Godley Head is a high peninsula to the southeast of Christchurch. It was the site of anti-ship gun emplacements in WW II, it’s covered with hiking trails, and also has a campground where we were hoping to spend the night.

I routed us to one of the trail heads at a place called Taylor’s Mistake. Rito’s mistake was not realizing that there was no way to get from there to the campground with the bikes. This was AFTER climbing a hors catégorie hill to get there. Dana took the steep windy paved road which was heavily laden with traffic and two other cyclists making the same climb. I didn’t feel like hiking-a-bike in that narrow corridor and from past experience knew I would be walking. I instead took a path that led off a dead-end street to a network of trails to the top. That proved to be its own hors catégorie climb as I struggled to push the bike and bags up what was probably and 18-20% grade dirt track. Thankfully that only lasted for about 100 ft and then I got on more normal trails to the top where Dana was waiting.

We started the long descent to Taylor’s Mistake thinking the whole time, “Hope we don’t have to come back this way.” Once we got to the bottom, I quickly realized my error and told Dana that the only way to the campground was to walk sans bikes, or to climb out and back up another long hill to the campground road.

Taylor’s Mistake, by the way, was guiding his ship into Boulder Bay instead of the next bay south and grounding it. There were signs all around naming the bay and day-use area, but not a one explaining what his alleged mistake was. Anyway, back to us! There was a row of cabins along the path out to and up to the end of the peninsula and I saw a woman sitting inside one of the cabins which was obviously not a vacation rental as some of the others were. I knocked and asked her if we could stash our bikes beside her house while we went on a hike and she assented.
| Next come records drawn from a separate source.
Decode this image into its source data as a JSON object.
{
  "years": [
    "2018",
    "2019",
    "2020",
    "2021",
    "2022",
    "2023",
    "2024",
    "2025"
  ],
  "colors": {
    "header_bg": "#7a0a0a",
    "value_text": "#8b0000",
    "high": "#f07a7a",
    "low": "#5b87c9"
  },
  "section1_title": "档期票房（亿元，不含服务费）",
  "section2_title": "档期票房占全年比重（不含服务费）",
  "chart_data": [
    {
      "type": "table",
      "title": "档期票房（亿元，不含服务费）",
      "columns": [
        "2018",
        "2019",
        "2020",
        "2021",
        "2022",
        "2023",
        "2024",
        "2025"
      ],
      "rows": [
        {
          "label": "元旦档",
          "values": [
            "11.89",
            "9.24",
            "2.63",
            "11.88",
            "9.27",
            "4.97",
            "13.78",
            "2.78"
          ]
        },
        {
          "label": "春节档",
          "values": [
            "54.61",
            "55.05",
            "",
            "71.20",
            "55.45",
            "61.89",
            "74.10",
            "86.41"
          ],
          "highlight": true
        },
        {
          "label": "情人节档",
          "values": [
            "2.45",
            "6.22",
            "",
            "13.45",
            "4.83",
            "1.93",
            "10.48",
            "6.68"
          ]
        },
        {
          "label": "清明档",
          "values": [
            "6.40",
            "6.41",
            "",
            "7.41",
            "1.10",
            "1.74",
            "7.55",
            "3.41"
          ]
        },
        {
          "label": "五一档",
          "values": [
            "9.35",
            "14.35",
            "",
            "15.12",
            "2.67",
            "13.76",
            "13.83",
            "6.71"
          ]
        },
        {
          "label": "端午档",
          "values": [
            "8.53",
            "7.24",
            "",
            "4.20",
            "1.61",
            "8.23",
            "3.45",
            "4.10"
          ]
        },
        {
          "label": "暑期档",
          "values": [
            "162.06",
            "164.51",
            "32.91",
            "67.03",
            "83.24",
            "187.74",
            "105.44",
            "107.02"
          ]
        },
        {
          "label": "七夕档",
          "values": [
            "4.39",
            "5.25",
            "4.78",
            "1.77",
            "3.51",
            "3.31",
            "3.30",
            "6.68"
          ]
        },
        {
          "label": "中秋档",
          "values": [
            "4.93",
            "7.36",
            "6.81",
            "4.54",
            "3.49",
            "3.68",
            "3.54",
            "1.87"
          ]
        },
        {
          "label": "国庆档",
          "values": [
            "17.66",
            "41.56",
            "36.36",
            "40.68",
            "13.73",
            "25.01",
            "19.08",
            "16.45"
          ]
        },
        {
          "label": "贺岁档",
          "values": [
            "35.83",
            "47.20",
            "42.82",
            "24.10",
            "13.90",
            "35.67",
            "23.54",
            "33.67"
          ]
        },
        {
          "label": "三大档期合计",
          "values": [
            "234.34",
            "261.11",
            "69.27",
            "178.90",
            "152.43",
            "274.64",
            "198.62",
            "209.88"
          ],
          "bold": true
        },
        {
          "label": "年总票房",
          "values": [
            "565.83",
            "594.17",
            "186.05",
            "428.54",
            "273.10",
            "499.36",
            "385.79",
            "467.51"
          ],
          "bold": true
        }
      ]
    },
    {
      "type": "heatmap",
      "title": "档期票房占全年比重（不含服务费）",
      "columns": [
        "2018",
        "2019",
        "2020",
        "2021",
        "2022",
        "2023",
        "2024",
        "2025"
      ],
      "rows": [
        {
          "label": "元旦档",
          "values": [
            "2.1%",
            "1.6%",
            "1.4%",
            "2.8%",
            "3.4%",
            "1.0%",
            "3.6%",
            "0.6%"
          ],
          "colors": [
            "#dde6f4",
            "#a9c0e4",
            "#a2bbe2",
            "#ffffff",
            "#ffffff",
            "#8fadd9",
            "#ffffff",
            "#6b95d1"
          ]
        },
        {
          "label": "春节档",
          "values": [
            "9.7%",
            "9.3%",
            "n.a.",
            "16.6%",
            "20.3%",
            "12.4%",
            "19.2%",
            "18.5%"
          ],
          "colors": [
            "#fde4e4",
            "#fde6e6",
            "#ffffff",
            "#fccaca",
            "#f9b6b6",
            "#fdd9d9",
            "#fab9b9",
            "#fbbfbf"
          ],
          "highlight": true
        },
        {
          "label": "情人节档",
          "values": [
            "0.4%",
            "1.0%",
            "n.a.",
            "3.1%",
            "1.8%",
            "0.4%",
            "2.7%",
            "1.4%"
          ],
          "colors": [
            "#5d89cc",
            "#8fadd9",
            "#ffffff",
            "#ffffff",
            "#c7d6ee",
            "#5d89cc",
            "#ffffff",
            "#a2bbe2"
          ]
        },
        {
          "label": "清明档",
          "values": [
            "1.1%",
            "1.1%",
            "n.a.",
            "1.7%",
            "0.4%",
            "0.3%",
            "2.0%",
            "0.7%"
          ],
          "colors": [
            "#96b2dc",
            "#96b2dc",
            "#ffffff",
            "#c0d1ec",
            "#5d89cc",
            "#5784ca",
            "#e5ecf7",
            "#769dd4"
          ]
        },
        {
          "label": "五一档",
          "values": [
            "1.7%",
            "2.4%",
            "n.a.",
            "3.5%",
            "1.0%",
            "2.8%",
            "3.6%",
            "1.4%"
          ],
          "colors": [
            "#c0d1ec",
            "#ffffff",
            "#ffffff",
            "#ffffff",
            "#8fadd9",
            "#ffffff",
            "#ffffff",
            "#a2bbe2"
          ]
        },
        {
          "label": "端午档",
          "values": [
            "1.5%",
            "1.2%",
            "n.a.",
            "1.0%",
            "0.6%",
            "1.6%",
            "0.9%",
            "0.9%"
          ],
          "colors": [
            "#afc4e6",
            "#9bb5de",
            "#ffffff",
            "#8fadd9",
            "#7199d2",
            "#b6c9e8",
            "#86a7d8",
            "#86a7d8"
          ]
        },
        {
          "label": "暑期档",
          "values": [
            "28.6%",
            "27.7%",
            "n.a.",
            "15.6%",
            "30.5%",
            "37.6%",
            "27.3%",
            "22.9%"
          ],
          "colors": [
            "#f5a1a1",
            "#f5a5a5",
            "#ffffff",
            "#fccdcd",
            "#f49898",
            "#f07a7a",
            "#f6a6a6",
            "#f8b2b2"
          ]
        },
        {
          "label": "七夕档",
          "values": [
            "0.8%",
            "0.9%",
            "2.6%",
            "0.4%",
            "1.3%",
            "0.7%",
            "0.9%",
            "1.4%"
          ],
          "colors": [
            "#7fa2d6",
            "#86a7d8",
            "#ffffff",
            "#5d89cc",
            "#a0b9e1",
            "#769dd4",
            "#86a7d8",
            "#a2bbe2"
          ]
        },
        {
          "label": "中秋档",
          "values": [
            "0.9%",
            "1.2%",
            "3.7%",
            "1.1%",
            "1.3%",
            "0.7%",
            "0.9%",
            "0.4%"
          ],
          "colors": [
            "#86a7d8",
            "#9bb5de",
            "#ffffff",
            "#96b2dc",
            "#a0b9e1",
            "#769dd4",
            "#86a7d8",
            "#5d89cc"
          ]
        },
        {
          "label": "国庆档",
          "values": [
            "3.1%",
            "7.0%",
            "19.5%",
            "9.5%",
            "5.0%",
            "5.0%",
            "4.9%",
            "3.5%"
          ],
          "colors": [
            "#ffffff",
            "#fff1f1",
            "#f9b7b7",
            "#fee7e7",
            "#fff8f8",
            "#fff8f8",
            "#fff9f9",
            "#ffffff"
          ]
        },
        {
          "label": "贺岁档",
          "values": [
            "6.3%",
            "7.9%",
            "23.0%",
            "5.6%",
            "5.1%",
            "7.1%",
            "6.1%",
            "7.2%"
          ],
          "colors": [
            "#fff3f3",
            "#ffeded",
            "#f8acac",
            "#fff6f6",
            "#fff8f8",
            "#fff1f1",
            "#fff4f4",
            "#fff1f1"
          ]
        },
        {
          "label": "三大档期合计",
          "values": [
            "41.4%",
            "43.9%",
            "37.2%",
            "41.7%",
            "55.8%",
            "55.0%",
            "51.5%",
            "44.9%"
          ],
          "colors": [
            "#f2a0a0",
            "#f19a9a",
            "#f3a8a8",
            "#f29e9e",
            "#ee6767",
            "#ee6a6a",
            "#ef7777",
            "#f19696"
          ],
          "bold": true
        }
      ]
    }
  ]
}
One sigh of relief as we could at least get a hike in. We did 10km (6 miles), traversing the peninsula and all the gunnery and barrack structures. A good hike with great scenery and some education.

We still had a problem though. Where to camp that night? We went back down to Taylor’s, retrieved our bikes, and made dinner on one of the many picnic tables. It was getting late though, and Dana went back to the house where we left the bikes and asked if we could camp behind their cabin. Gordon & Donna said, sure, come and go as you like. We were ecstatic that we had a place to camp that would not be in the “no camping” zone. Dana learned that Gordon & Donna had lived there for six months, didn’t own a car, but climbed that hill to go get groceries. The cabin didn’t have a bathroom, so they used the public toilets we used. We set up the tent and climbed in for a windy, but otherwise silent night.